Desde os primeiros pontapés em Flero, à famosa Dana Cup '92, destinada aos mais pequenos, pelos Voluntas Brescia, Pirlo liderava e expressava-se com os pés. Mas, acima de tudo, tinha uma mentalidade de campeão.
«Os balneários eram pequenos e, de modo a não criar filas, organizei a marcação de penáltis no final dos treinos. Quem não marcava, saía, até que ficasse apenas um jogador. Bom, esse era sempre ele», revelou o já falecido Roberto Clerici, seu treinador na altura, ao Corriere della Sera.«Ele tinha noção das qualidades dele. Às vezes deslumbrava-se demasiado com a sua própria capacidade de passe e tinha de lhe dar umas palmadas no rabo - no bom sentido, obviamente! Nunca fez muitas faltas porque ele queria jogar futebol e não queria impedir os outros de jogarem, também. Fazia as coisas mais difíceis sem cometer um único erro. Apesar da família dele estar confortável, financeiramente falando, ele nunca necessitou de motivação extra e isso é muito importante», acrescentou. Na verdade, Pirlo nunca gostou de abordar esse tema.

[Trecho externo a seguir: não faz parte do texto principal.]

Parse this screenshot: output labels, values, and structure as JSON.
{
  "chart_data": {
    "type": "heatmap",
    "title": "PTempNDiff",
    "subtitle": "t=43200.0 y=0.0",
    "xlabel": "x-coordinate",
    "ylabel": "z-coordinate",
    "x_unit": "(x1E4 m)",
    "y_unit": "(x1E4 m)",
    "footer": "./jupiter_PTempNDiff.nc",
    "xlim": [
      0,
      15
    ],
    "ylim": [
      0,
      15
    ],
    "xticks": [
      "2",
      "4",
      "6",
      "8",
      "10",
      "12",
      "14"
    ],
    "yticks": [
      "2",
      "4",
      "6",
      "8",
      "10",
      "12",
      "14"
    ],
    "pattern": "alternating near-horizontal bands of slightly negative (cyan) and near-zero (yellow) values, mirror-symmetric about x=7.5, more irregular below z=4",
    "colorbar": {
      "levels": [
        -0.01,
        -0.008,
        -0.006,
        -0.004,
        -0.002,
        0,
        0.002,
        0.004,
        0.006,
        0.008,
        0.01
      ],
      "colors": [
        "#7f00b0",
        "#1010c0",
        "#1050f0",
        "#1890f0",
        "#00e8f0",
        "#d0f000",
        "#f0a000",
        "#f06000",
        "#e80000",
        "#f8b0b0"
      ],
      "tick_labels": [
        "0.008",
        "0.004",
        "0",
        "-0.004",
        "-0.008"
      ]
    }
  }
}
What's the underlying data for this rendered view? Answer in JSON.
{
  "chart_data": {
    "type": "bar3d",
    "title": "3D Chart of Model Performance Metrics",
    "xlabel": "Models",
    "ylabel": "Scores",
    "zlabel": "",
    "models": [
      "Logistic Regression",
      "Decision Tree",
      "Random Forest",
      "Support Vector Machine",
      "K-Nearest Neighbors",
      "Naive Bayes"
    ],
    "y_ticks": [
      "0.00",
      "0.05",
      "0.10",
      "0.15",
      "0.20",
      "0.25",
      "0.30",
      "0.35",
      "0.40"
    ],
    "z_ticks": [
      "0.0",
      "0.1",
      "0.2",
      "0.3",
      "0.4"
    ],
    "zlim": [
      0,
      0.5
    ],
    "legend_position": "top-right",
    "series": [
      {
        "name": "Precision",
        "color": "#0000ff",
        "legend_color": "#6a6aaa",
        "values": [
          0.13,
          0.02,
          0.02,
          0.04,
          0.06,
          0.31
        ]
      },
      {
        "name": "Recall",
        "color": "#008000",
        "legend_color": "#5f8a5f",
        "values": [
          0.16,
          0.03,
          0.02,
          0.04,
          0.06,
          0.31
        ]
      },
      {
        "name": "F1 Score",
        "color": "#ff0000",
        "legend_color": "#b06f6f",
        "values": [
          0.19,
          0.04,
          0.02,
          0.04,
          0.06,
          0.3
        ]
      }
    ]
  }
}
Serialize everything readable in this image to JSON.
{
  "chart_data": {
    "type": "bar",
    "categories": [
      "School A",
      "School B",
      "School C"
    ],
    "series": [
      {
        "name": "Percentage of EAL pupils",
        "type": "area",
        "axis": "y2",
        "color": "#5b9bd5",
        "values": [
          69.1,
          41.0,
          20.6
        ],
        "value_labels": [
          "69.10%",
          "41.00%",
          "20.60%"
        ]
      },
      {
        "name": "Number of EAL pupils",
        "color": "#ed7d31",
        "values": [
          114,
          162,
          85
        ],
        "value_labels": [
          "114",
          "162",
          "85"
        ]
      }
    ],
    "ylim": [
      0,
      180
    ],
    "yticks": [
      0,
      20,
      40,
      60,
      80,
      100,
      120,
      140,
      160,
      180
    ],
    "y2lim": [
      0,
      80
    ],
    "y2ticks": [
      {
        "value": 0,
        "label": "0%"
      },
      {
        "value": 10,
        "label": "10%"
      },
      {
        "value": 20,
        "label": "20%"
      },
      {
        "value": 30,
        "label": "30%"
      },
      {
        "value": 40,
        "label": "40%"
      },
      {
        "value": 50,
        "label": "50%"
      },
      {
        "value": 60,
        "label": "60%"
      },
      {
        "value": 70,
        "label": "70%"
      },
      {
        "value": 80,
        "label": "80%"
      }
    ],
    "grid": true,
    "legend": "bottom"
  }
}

Essa confiança sempre fez parte da sua personalidade. Pegava na bola e iniciava uma guerra contra o mundo que nem todos compreendiam. Já como jogador do Brescia, no escalão júnior, muitos interpretavam as suas atitudes como arrogantes, tanto que alguns colegas recusavam mesmo passar-lhe a bola durante o jogo.
Curioso que o destino até podia ter sido Bérgamo e a Atalanta. Cesare Prandelli nunca mais esqueceu essa transferência falhada pelo presidente temer um «incidente diplomático»: «Ele deixou-me sem palavras; nunca tinha visto nada assim. Tinha a impressão que toda a gente estava a observá-lo a ele apenas e a pensar a mesma coisa: 'Este é o tal. É o novo talento'». Mas o mesmo destino viria a juntá-los na seleção, anos mais tarde.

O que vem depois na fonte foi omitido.